After Philip teaches the Samaritans about Jesus and baptizes them, Peter and John come from Jerusalem. Their visit validates that these converts are members of the new church that follows Jesus of Nazareth as the Jewish Messiah and the Son of God. One of the residents of Samaria, a magician named Simon, sees the Holy Spirit come down as Peter and John lay their hands on the people. He immediately sees the financial potential and asks to buy the ability to give the Holy Spirit to people (Acts 8:5–19). Peter responds negatively.

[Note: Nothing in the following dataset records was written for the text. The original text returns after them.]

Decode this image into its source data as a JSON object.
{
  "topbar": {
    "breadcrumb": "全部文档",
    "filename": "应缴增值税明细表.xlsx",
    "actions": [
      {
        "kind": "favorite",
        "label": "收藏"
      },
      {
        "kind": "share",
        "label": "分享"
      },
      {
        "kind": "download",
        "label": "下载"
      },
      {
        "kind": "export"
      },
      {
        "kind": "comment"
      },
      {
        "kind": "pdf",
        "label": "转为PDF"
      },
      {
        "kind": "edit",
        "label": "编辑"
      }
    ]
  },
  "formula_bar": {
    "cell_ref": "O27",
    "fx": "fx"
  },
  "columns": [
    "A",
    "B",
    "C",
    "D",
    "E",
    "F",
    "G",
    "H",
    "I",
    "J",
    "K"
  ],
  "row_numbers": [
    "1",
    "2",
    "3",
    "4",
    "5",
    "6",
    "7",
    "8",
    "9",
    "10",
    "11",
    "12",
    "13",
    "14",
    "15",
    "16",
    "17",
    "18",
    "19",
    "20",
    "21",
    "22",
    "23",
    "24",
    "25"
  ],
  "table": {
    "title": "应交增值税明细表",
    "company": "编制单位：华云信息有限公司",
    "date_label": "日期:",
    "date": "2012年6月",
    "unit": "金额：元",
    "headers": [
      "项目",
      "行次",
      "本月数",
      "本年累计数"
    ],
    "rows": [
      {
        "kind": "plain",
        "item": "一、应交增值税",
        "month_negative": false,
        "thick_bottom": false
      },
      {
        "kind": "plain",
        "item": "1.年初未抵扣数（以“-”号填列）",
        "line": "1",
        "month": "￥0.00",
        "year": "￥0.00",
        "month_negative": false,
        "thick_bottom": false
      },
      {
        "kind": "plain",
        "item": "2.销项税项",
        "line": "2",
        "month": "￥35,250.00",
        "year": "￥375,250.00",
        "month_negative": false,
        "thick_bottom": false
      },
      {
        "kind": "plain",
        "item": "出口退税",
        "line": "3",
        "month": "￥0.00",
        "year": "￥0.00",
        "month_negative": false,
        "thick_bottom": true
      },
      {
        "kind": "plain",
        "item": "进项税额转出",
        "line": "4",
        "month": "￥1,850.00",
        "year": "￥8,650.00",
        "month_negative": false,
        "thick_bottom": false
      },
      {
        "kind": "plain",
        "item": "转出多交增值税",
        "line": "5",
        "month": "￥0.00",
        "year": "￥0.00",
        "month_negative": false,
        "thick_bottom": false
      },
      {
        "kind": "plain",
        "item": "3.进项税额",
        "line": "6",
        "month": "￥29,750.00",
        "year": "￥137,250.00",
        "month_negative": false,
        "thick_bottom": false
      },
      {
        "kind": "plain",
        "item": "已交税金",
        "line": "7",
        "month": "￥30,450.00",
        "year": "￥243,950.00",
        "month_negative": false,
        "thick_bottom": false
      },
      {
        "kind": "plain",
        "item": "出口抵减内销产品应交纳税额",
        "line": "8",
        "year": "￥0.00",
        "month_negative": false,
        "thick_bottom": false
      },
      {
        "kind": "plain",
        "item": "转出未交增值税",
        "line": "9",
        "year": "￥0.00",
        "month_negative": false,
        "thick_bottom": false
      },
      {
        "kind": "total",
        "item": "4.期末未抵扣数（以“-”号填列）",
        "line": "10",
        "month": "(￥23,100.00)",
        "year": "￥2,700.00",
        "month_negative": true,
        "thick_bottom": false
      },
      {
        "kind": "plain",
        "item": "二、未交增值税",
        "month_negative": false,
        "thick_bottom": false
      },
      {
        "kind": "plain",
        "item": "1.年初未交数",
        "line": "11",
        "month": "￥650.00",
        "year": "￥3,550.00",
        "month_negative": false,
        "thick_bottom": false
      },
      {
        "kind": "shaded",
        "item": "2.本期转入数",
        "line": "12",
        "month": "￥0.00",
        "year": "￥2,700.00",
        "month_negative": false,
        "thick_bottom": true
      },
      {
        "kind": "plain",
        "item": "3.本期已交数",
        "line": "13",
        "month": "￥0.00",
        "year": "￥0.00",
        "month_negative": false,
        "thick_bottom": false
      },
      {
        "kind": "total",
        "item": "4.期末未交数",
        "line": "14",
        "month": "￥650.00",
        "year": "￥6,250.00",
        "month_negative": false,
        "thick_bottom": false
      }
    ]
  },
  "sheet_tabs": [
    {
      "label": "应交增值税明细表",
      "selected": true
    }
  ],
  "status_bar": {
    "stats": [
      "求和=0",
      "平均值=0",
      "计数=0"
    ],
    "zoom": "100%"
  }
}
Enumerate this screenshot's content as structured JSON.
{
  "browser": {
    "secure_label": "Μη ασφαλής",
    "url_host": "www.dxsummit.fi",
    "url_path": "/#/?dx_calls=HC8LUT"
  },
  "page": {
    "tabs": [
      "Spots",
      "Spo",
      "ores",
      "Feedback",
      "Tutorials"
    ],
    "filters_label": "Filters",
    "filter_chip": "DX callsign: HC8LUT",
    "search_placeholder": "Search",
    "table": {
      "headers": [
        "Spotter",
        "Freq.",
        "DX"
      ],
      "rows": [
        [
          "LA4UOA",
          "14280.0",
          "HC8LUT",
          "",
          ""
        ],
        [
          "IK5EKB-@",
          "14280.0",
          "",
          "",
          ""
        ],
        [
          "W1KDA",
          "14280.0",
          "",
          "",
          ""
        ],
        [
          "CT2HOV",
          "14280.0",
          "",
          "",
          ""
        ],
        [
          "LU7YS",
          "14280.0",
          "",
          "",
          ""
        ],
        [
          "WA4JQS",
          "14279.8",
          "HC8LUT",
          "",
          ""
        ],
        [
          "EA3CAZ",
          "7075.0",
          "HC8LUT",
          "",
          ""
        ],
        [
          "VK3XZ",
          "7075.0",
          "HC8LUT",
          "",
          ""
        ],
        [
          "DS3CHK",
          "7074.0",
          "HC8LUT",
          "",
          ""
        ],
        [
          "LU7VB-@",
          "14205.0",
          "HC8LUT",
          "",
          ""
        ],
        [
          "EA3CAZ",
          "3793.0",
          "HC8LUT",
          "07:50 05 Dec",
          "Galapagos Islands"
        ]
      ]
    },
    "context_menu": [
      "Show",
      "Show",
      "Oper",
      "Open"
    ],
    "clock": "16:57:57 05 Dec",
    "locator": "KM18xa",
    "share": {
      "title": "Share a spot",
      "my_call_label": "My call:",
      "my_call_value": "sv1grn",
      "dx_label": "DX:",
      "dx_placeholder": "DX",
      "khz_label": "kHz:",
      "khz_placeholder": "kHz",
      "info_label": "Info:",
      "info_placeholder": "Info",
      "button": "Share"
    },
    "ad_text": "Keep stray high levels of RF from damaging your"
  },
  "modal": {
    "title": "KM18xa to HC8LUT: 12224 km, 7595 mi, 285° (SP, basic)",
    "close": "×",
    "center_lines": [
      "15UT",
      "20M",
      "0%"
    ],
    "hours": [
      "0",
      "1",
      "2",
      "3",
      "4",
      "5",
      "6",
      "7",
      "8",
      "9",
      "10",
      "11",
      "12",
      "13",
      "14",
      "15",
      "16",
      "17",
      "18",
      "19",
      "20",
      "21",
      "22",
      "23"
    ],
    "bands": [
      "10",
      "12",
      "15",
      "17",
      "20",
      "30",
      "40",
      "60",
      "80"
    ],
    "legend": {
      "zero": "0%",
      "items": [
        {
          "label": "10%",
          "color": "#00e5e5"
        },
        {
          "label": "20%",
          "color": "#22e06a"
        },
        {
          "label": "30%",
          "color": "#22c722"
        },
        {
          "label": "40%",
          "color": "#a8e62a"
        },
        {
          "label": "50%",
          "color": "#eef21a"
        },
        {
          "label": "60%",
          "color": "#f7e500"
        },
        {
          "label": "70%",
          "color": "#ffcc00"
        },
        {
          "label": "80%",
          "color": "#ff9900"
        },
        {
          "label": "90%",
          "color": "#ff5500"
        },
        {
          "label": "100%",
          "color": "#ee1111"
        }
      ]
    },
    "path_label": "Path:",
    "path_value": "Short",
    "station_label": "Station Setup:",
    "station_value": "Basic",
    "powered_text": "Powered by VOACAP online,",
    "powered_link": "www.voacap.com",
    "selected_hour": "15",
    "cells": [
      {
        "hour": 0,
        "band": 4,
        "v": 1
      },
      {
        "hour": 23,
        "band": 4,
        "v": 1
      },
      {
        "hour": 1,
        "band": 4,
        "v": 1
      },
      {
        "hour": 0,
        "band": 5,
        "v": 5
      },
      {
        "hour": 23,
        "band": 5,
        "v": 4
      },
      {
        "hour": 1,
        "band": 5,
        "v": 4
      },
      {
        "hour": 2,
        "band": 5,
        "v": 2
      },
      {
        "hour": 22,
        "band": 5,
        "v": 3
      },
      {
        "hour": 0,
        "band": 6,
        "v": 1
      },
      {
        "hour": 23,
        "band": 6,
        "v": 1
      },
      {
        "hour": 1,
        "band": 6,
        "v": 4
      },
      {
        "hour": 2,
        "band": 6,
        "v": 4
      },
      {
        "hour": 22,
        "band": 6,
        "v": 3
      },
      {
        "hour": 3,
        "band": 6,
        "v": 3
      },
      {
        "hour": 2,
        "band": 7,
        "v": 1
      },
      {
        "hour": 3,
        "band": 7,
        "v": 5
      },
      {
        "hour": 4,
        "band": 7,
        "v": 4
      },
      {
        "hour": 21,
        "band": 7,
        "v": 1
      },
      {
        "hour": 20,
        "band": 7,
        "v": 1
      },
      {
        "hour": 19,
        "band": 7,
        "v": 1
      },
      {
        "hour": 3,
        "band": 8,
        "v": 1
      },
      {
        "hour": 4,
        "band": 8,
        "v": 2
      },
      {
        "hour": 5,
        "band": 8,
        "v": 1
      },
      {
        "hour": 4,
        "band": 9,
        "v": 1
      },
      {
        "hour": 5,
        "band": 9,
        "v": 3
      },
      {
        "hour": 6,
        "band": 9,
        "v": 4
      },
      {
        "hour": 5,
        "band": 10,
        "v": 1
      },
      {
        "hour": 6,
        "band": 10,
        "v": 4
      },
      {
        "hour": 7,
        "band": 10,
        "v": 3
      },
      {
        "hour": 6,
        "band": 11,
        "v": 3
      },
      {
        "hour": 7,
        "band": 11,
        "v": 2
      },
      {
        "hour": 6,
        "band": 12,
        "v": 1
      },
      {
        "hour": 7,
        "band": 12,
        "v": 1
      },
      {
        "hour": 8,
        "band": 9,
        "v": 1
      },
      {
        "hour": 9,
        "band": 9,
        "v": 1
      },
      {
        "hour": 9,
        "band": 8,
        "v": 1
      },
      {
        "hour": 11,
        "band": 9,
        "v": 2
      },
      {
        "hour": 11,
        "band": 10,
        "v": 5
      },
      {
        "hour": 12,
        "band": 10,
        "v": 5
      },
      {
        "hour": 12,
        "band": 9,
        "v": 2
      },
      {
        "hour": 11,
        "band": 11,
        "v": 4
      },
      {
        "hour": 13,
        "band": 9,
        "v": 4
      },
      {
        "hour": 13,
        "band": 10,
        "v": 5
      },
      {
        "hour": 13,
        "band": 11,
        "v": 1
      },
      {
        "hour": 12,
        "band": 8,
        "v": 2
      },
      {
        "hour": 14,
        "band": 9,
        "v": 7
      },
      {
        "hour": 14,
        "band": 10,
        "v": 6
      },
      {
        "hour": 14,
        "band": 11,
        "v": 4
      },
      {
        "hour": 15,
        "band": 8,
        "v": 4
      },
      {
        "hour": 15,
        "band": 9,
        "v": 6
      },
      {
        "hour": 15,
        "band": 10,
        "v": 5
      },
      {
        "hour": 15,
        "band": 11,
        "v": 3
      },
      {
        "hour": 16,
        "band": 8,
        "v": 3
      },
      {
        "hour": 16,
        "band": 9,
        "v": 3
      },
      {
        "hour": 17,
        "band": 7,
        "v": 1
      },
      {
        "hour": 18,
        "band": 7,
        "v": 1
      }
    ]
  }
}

Simon is not the first to try to use God to get money. Elisha's servant Gehazi conned money from Naaman after God healed him; in response, God gave Naaman's leprosy to Gehazi (2 Kings 5:15–27). Money changers and vendors filled the temple court to make money from traveling Jews who had come to worship; Jesus overturned their tables (Mark 11:15–17). Eli and his sons took meat from sacrifices that were supposed to be dedicated to God; God caused the sons to die in battle and Eli to die, in part, due to obesity (1 Samuel 2:29; 4:17–18). Samuel's sons took bribes for favorable judgments; God allowed them to be replaced with a king (1 Samuel 8:1–9). It is true that God's ministers should receive their living from their work (1 Corinthians 9:14), but no one should use God for earthly blessings and no one can bribe God for His blessings (Psalm 50:8–11). We cannot transfer God's power as if it were water in a bucket.

Simon does get long-lasting notoriety, however. His name develops into the word "simony," which means to pay for a church office or privileges like pardons. The simony of the Roman Catholic Church, such as in selling indulgences, led Martin Luther to nail his 95 Theses on the church door in protest, an act which accelerated the Protestant Reformation.